Wednesday, April 9, 2003

Pawlenty talks budget plans

By RON LARSEN

Journal Staff Writer

MANKATO -- While criticizing the Senate DFL majority's budget-cutting proposal, Gov. Tim Pawlenty acknowledged the House Republicans' plan, which partially restores some of his deeper cuts, may make it more difficult for him to hold the line on cuts.

"Well, it doesn't help, but the good news is that they did it without raising taxes," Pawlenty said at an airport news conference here Tuesday. "The House Republican plan is 97 percent of our plan so it's very close, and we appreciate that."

However, Pawlenty said there are "some differences" in terms of some spending.

"We're not opposed necessarily to the areas that they want to put some money back into, but we are a little bit concerned about is the way they have financed it. They have financed it by proposing more gambling in Minnesota which concerns me," Pawlenty said.

"Also I'm not sure it would pass the Legislature in terms of being a state revenue source. The other thing is they have booked some monies which are holding salaries and benefits of state employees flat," Pawlenty said.

The problem is, Pawlenty said, the state forecast already assumed they were going to be flat.
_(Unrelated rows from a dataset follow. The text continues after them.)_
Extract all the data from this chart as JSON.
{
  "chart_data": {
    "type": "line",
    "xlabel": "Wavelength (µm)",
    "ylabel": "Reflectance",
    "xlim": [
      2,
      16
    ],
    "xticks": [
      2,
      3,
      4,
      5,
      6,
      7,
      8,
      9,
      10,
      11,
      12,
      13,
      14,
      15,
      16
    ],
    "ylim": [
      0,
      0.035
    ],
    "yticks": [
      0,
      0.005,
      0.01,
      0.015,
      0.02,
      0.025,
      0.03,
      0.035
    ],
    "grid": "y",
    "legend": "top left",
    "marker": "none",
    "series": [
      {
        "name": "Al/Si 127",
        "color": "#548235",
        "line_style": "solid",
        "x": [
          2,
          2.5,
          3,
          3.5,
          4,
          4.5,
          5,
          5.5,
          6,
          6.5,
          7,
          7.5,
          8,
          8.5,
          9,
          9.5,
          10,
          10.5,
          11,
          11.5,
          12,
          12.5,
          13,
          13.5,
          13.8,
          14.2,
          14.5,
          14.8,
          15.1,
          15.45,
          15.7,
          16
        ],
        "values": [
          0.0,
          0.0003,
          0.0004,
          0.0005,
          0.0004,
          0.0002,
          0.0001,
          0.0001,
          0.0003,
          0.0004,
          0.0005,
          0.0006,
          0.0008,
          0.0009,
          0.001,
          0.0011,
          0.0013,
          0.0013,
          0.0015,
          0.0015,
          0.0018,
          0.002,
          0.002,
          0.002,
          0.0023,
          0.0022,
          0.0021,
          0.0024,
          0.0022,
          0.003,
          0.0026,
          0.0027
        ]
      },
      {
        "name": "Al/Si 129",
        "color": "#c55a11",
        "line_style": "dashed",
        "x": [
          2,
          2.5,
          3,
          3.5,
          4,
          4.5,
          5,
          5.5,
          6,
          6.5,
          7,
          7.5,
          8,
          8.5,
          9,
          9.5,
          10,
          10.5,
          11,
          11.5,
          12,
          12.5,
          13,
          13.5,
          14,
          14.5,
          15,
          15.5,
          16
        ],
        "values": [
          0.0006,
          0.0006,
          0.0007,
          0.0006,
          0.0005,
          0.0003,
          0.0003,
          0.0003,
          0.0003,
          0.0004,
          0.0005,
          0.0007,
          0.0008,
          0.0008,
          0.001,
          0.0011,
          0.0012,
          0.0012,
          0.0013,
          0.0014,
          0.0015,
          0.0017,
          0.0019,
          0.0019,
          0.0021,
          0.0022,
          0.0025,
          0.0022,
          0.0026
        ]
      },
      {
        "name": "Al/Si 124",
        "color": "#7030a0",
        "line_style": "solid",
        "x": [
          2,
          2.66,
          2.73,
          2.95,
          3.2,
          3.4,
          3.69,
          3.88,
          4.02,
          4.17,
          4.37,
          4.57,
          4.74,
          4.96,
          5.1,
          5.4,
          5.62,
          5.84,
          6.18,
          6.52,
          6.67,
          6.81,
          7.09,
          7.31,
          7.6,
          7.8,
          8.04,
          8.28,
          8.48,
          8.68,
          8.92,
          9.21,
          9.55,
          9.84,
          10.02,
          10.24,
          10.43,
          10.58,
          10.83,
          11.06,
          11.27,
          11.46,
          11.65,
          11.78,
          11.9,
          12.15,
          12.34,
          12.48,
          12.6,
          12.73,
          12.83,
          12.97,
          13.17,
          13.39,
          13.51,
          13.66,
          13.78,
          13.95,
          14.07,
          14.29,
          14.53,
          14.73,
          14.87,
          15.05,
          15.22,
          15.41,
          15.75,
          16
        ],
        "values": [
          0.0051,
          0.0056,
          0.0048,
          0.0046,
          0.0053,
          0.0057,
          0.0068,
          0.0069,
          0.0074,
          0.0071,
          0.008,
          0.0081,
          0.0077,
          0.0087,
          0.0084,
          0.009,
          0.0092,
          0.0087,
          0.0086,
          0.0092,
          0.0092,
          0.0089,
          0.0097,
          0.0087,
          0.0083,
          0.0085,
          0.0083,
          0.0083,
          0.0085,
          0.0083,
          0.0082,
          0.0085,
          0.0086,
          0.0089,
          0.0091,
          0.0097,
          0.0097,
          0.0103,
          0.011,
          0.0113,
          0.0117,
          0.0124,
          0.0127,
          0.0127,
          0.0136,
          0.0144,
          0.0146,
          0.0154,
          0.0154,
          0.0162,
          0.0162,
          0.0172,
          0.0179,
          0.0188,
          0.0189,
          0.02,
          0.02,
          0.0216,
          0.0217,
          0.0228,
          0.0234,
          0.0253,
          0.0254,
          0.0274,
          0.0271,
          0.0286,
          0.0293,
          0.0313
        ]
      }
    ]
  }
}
"So, you can't book a savings for holding them flat when the forecast already assumes they are flat. You actually have to do something by way of repeal or reversal in order to get some additional savings so we'll wait to see how the House Republicans address that," Pawlenty said..

"We're interested in trying to alleviate some of the difficulties that these cuts cause, but we've gotta make sure that the way we finance them is responsible so we'll look at that."

Accompanied by his finance commissioner, Dan McElroy, Pawlenty held news conferences in seven Minnesota cities Tuesday. Mankato was the sixth stop on the flying junket that started in Duluth Tuesday morning. Rochester was his last stop.

He produced a broken 78 rpm record to illustrate his view that Senate DFLers in announcing their budget-cutting package Monday. That plan is financed with more than $1 billion in increased income taxes for the wealthy and a dollar-a-pack increase in cigarette taxes.

McElroy called the cigarette-tax hike is the "most regressive tax there is, and it impacts lower-income Minnesotans."

Pawlenty said all the Democrats "seem to know is to raise taxes. That's why we say they're sounding like a broken record."